Technorati Tags:, , , ,

bk_keywords:0879737301.

Share:FacebookX
5 comments
  • This has been more common at very pricey, nice restaurants. There is a problem, and it was well documented in Park Slope Brooklyn, where people kept taking their tykes to BARS. Not nice, mall restaurants that serve beer, but your standard wood floor, wood bar, smelly bathroom BARS. They guy actually started to put up signs about no kids at certain times. “This is a BAR, not Kidsplace”. Of course the six-figure income, million dollar co-op Mommy crowd attacked him for this, I say “Bravo!”. (thats alluded to in the article)
    One cannot underestimate the ego of well-to-do NYers thinking it is their right to do anything, even with their kids.

    I personally love seeing kids, and I don’t go out to eat at night, unless its business.

    FYI, here are the restaurants she mentioned. This is a different level on the soc-econ ladder:

    http://www.newyorkmetro.com/listings/restaurant/amorina/

    http://nymag.com/listings/restaurant/restaurant-sorrel/index.html

    http://nymag.com/listings/restaurant/al-di-l/index.html

    Not places I think of taking a kid. Most kids I know when they are in NYC (my nieces and nephews), always wanted to go the corner Diner. That was the coolest thing to them, but then they were older.

  • Oh, and as a single, childless NY’er, I don’t feel put upon at all by kids—- well save when they are older. The real problem in NY is the number of club kids that take to puking (and recently dying) after their underage drinking sprees. These same kids are back a few years later, and now are three to a one bedroom, partying all night and upsetting the neighbors. They treat Manhattan as one big dorm. I stayed away from any building that had that, which is quite a few.

    I think it is important to realize just what type of restaurants she is refering to, these are upscale, quiet places where some couples may have booked a special time or saved to experience it, and then theres her six month old to greet them.

  • Elizabeth Ann:

    First of all, the nuclear family is not ‘normal’ (as an Italian, Dom, you should know that).

    It most certainly is normal and I don’t know what having Italian ethnicity has to do with it. Father-mother-children is the nuclear family and what God intended. All the other variations are exceptions or abnormalities.

    Everyone else:

    There are two different phenomena here, inter-related but distinct. There are the inattentive parents who can’t be bothered to discipline their children or teach them to behave around others or refuse to deal with them appropriately if they can’t behave (being too young, for example.)
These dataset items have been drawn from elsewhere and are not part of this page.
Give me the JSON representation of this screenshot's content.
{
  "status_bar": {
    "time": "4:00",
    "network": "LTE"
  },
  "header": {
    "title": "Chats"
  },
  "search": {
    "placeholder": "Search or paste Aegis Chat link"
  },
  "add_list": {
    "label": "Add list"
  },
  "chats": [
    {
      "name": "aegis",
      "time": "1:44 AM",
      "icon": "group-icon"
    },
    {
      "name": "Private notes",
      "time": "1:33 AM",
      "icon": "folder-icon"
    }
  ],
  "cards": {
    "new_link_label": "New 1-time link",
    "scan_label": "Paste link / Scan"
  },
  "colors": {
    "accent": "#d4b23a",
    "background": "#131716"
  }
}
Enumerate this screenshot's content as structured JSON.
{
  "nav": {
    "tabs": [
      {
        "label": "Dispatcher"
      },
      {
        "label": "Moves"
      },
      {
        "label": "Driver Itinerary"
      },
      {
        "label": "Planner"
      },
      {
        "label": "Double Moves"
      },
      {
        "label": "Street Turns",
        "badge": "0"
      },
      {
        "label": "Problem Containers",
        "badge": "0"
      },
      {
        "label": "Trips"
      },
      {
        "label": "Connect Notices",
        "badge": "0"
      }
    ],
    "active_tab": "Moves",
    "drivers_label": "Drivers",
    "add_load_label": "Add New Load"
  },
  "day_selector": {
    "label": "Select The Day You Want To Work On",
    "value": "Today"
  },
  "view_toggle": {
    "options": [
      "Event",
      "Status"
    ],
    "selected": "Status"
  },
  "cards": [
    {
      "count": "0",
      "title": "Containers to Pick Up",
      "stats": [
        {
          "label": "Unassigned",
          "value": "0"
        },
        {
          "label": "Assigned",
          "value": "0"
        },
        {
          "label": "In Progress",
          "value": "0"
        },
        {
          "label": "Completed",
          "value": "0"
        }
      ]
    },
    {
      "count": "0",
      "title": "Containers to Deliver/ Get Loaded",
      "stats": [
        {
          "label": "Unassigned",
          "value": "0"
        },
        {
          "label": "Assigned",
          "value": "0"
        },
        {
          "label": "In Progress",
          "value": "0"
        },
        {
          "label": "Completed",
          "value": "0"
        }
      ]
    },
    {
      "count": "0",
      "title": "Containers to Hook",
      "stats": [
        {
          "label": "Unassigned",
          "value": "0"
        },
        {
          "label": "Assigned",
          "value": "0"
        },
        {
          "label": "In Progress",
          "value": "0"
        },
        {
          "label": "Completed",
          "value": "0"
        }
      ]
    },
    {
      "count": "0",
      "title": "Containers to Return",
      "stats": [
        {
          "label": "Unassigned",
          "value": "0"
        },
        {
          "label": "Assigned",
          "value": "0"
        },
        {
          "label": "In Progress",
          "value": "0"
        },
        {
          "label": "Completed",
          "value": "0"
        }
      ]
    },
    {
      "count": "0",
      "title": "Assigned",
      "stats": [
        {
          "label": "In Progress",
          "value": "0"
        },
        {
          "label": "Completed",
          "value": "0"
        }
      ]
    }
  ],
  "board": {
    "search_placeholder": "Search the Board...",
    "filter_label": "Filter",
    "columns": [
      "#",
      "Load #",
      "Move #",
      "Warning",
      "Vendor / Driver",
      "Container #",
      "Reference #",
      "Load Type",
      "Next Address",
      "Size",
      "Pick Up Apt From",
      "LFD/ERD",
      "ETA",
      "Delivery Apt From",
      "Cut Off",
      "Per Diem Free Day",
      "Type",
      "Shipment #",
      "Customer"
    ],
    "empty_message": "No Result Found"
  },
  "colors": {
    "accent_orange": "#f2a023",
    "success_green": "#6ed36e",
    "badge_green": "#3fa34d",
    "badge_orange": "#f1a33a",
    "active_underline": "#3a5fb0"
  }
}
    And then there are those snobs who refer to fsmilies as “breeders” and look at children as noisy interruptions to their days instead of the future taxpayers of this country who will one day pay for their Social Security because they’re too self-actualized to have their own kids who will take care of them some day.

  • I think you were being referred to the extended family (multi-generational) rather than the “it-takes-a-village” mentality.  As opposed to the nuclear family.  The point being that we aren’t meant to live without grandparents, aunts, uncles, cousins, etc.

    In that case, I still disagree in many ways. I have no aunts, uncles, or cousins on my mom’s side, and while my dad is one of eight, I wouldn’t say I’m close to his family (divorce creates funny relationships).

    Plus the Church speaks of the family, the nuclear family, in her teachings on the domestic church, on the rights of families, on the salutary effects of family, and so on. Not extended family. Extended family is good, but I wouldn’t declare it to be superior to the nuclear family.